Magnetic entrainment mechanism of multi-type intergrowth particles for Low-Intensity magnetic separation based on a multiphysics model

Abstract

Wet low-intensity magnetic separation (LIMS) is used in the magnetic separation of ferromagnetic minerals. The performance of the separation is controlled primarily by the internal flow in the separator, governed by the process and machine settings. However, a very important factor has been usually ignored in the LIMS process, namely the behavior of the intergrowth particles. The detailed influence of the various condition parameters on the behavior of the particles with different characteristics in LIMS is still not clear. In this study, a two-way coupled multiphysics model was used to simulate the dynamic capture process of the multi-type intergrowth particles and its impact on the performance of LIMS separation.
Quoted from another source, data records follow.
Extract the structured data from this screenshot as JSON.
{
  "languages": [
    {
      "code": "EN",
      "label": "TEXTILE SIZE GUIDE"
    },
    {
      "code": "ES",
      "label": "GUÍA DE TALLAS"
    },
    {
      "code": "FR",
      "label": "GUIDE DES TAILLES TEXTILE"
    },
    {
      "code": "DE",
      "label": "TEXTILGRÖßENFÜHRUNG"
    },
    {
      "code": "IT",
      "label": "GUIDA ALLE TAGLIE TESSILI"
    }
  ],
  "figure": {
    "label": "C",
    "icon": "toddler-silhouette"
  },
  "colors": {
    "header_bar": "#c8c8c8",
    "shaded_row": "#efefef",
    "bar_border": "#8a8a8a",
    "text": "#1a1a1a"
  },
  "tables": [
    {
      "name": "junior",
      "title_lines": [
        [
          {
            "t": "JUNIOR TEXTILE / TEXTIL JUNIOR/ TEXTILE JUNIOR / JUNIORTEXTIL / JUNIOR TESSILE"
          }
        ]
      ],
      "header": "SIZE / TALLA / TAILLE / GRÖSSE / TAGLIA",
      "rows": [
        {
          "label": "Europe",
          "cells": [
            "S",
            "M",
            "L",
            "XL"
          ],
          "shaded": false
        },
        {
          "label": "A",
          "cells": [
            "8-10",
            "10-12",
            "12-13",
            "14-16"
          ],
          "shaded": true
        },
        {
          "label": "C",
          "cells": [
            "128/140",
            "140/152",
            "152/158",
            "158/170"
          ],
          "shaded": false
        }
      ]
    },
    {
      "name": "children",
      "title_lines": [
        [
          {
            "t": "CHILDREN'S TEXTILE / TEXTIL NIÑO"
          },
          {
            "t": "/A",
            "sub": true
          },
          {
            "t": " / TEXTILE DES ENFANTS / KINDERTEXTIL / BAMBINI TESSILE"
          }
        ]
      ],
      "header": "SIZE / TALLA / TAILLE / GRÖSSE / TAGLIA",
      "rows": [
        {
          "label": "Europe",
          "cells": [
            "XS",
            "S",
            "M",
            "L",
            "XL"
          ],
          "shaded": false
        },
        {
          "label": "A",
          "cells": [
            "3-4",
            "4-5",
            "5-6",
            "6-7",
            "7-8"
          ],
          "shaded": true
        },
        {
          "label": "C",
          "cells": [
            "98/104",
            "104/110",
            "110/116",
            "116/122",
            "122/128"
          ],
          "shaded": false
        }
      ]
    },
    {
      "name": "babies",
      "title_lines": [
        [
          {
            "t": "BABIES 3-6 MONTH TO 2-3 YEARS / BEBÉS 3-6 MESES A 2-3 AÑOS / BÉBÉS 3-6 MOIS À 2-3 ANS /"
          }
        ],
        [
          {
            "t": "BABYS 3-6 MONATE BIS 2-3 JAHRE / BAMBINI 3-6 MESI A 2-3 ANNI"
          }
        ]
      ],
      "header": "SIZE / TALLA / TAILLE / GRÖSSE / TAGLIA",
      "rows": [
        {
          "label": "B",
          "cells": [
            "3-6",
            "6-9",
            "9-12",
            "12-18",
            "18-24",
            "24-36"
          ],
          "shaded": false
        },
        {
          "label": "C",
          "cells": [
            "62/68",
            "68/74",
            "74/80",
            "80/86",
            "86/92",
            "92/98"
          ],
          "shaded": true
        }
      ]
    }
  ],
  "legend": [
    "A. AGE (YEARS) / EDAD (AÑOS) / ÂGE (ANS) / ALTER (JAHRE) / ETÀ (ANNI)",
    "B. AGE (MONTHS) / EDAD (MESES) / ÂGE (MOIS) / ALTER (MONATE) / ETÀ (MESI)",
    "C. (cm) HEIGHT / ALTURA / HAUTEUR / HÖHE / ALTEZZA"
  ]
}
All predictions indicate that the operating parameters and particle properties affect the capture behavior of intergrowth particles, which significantly affects the separation performance of the LIMS. Intergrowth particles play an important role in the process of LIMS. Additionally, the capture time for the intergrowth particles of different particle sizes and liberation degrees to reach the drums’ surface from the initial location are different. Because the capture time of the coarse intergrowth particles is much shorter than that of the ultrafine pure magnetic particles, the coarse particles will preferentially accumulate on the drum to cause a magnetic entrainment phenomenon. The phenomenon of magnetic entrainment facilitates the recovery of intergrowth particles. In LIMS, however, for a high grade and recovery magnetic product, intergrowth particles and high liberation is necessary and excessive grinding of the particles should be avoided.